Вновь наступило, как до отказа натянутая струна, тугое молчание.

– Итак, это твое последнее слово?

– Да, последнее. При сложившихся обстоятельствах я не могу быть твоей женой. Тем более что наши верования идут слишком разными путями.

– Ах, Нина! Мне скучно десять раз доказывать тебе одно и то же. Прямо до чертиков...

– Вот, ты говоришь – борьба требует жертв, крови. Отец Александр говорит, что борьба должна быть бескровной, идейной. Где же правда? Эта разноречивость утверждений прямо ужасна. Она угнетает, мучает меня.
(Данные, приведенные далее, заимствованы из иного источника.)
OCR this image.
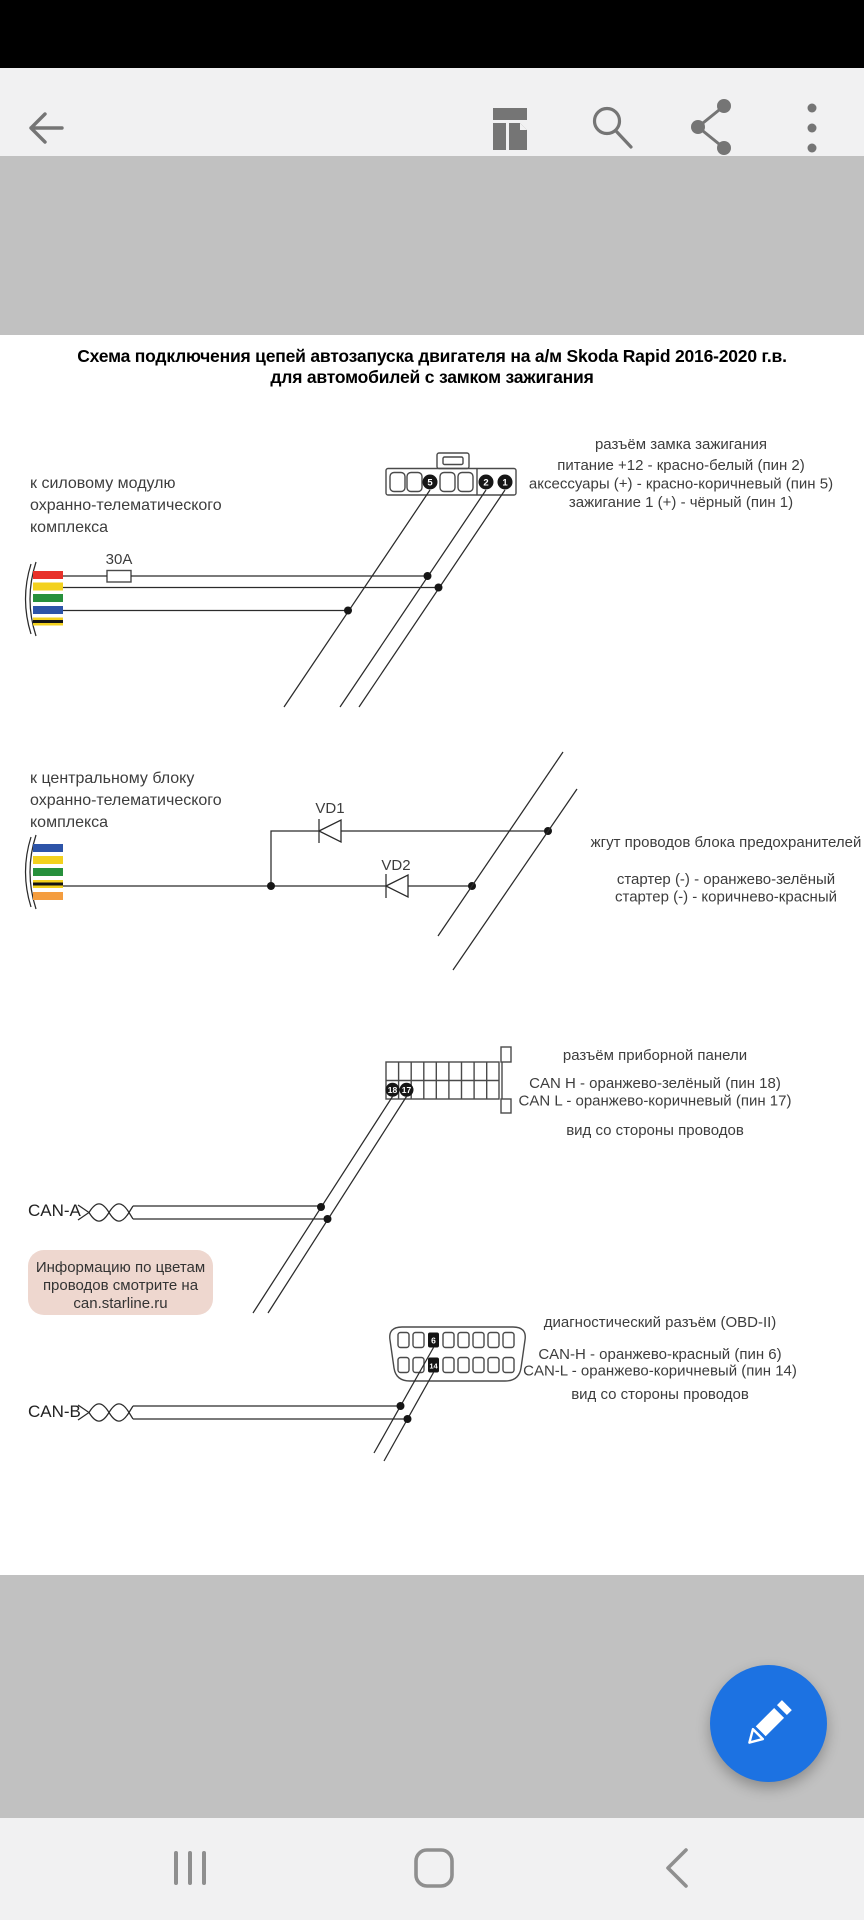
Схема подключения цепей автозапуска двигателя на а/м Skoda Rapid 2016-2020 г.в.
для автомобилей с замком зажигания
к силовому модулю
охранно-телематического
комплекса
30А
5	2 1
разъём замка зажигания
питание +12 - красно-белый (пин 2)
аксессуары (+) - красно-коричневый (пин 5)
зажигание 1 (+) - чёрный (пин 1)
к центральному блоку
охранно-телематического
комплекса
VD1
VD2
жгут проводов блока предохранителей
стартер (-) - оранжево-зелёный
стартер (-) - коричнево-красный
18 17
CAN-A
разъём приборной панели
CAN H - оранжево-зелёный (пин 18)
CAN L - оранжево-коричневый (пин 17)
вид со стороны проводов
Информацию по цветам
проводов смотрите на
can.starline.ru
6
14
CAN-B
диагностический разъём (OBD-II)
CAN-H - оранжево-красный (пин 6)
CAN-L - оранжево-коричневый (пин 14)
вид со стороны проводов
– Брось, Нина! Твоя игра в наивность, прости, начинает раздражать меня. Ты прекрасно понимаешь, где правда. Но тебе, рожденной в богатстве... Погоди, погоди! Дай кончить. Твой либерализм, конечно, – красивый жест. Твой альтруизм есть результат поповского запугивания тебя каким-то Страшным судом, каким-то «тем светом». При всех твоих плюсах натуры в тебе много наследственных минусов, в которых ты, в сущности, и не повинна. Ты, дочь богача, и не могла быть иною.

Нина в упор смотрела на Протасова большими печальными глазами. Протасов, больно стегая Нину словами, залюбовался ею. «Какая ты красавица!..» – чуть не проговорил он вслух.

– Спасибо за лекцию... Но я ведь не курсистка, Андрей, – иронически сказала Нина. – Так что же ты от меня все-таки требуешь? – внезапно загораясь, почти вскрикнула она.

Протасов привстал с земли на колени и, заложив руки в карманы штанов, приготовился высказать свою мысль до конца.

– Я требую того, чего ты не в состоянии исполнить, – с грустью начал он и сделал маленькую паузу. – Я требую, чтоб ты все свое имущество отдала на борьбу освобождения народа. Я требую, чтобы ты стала такой же неимущей, как и я. Ты погляди, какие муки терпят так называемые «царские преступники». Ими переполнены тюрьмы, каторга, ссылка. Я весь заработок отдаю им. У меня за душой ни гроша... Я требую... не требую, а нижайше прошу тебя стать ради высокой цели нищей. – Он опять сделал паузу, подкултыхал на коленях к взволнованной Нине, неосторожно опрокинул бутылку бургундского и взял Нину за руку: – Тогда мы, равные с тобой во всем, начали бы новую жизнь. Твоя совесть, Нина, стала бы сразу спокойной, и в этом ты обрела бы большое для себя счастье. Но нет, – вздохнул Протасов, выпустил ее руку, закрыл глаза и отвернулся. – Этого никогда не будет. Нет...

Тогда Нина бросилась ему на грудь, заплакала и сквозь слезы засмеялась.

– Андрей, Андрей!.. Какой ты чистый, какой ты замечательный!..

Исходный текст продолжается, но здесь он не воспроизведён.